Sasot in Summit
THE plan was obvious when the Presidential Communications Operations Office (PCOO) started accrediting bloggers to cover Malacañang aside from representatives of traditional media outlets. I like the phrase used by a reporter of a Manila media outlet for it: to control the narrative. The Duterte administration couldn’t control traditional media, so it trained its eyes on social media.
I do like the idea of recognizing social media because, whether we like it or not, its presence can no longer be ignored. The media landscape is no longer the exclusive domain of mainstream journalists and broadcasters. That can’t be done on the fly but should be a product of a deep study. Who are to be accredited and what are the guidelines? The rules should be clear or chaos would ensue.
I am particular, for example, about conduct, after all, traditional media workers have been guided by an ethical code refined through the decades. That doesn’t seem to bother the PCOO. In August this year, PCOO head Martin Andanar issued an obviously rushed “Interim Social Media Practitioner Accreditation.”
It described social media as “a person that maintains a publicly accessible social media page, blog or website, which generates content and whose principal advocacy is the regular dissemination of original news and/or opinion of interest.” Nowhere were worlds like “objectivity,” “fairness,” “decency,” etc. were mentioned. And it stressed on numbers: at least 5,000 followers on any social media platform.

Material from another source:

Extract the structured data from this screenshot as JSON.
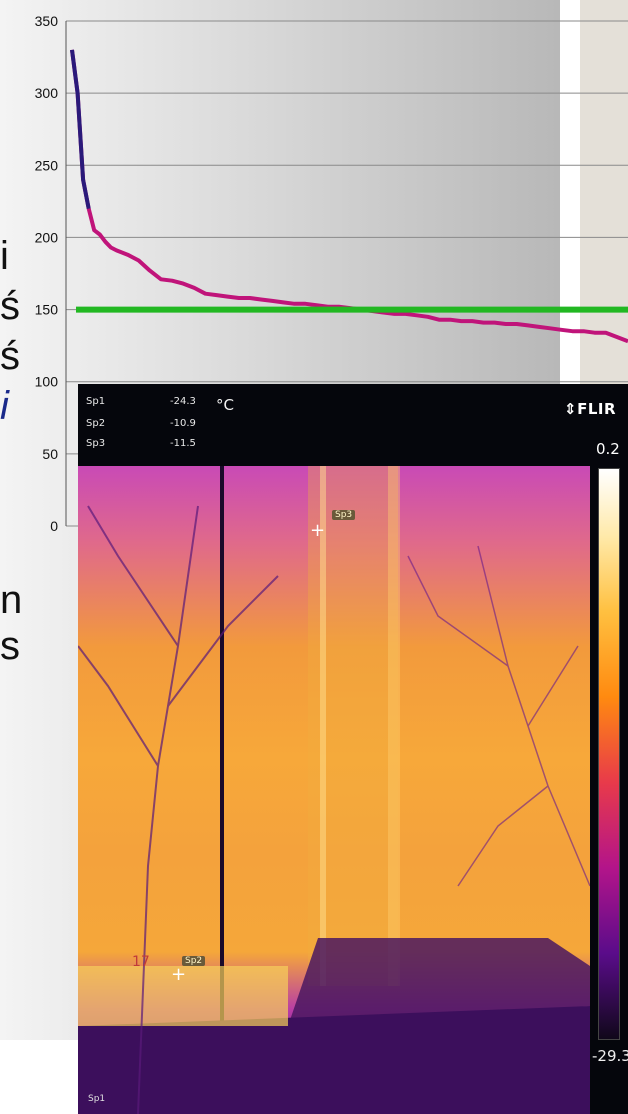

The move was apparently meant to allow the entry of the so-called DDS (Die-hard Duterte Supporters) who are dominant in social media not necessarily for their grasp of media norms and values but for the partisanship in their discourse. For them, the ends justifies the means, and not the other way around. Thus, they have often been guilty of vulgarity and the use of fake news.
When DDS blogger Sass Rogando Sasot, accompanied by PCOO Assistant Secretary Margaux Uson, made a scene at the designated International Media Center for the Association of Southeast Asian Nations (Asean) Summit at the World Trade Center in Pasay City, that was a product of PCOO’s social media accreditation scheme. Sasot confronted a British Broadcasting Corp. (BBC) reporter for another issue.
Sasot’s act showed how tricky it is to allow social media practitioners that can be described as, to use a Cebuano term, “way tahal,” to do what legitimate journalists and broadcasters have been doing through the decades. Bloggers that can be partisan and vulgar can’t be expected to act decently and objectively during coverages. Consider, for example, that what got Sasot ranting at Jonathan Head was the recent BBC interview of an anti-Duterte blogger.
And conduct is just one aspect of the attempt by the Duterte administration to engage social media. The other should be output. What, for example, has bloggers to show for joining coverage of major events? What kind of stories did they churn in their blog or website? Were they able to digest the meat of the talks? How objective and fair were they in their reports on the activities?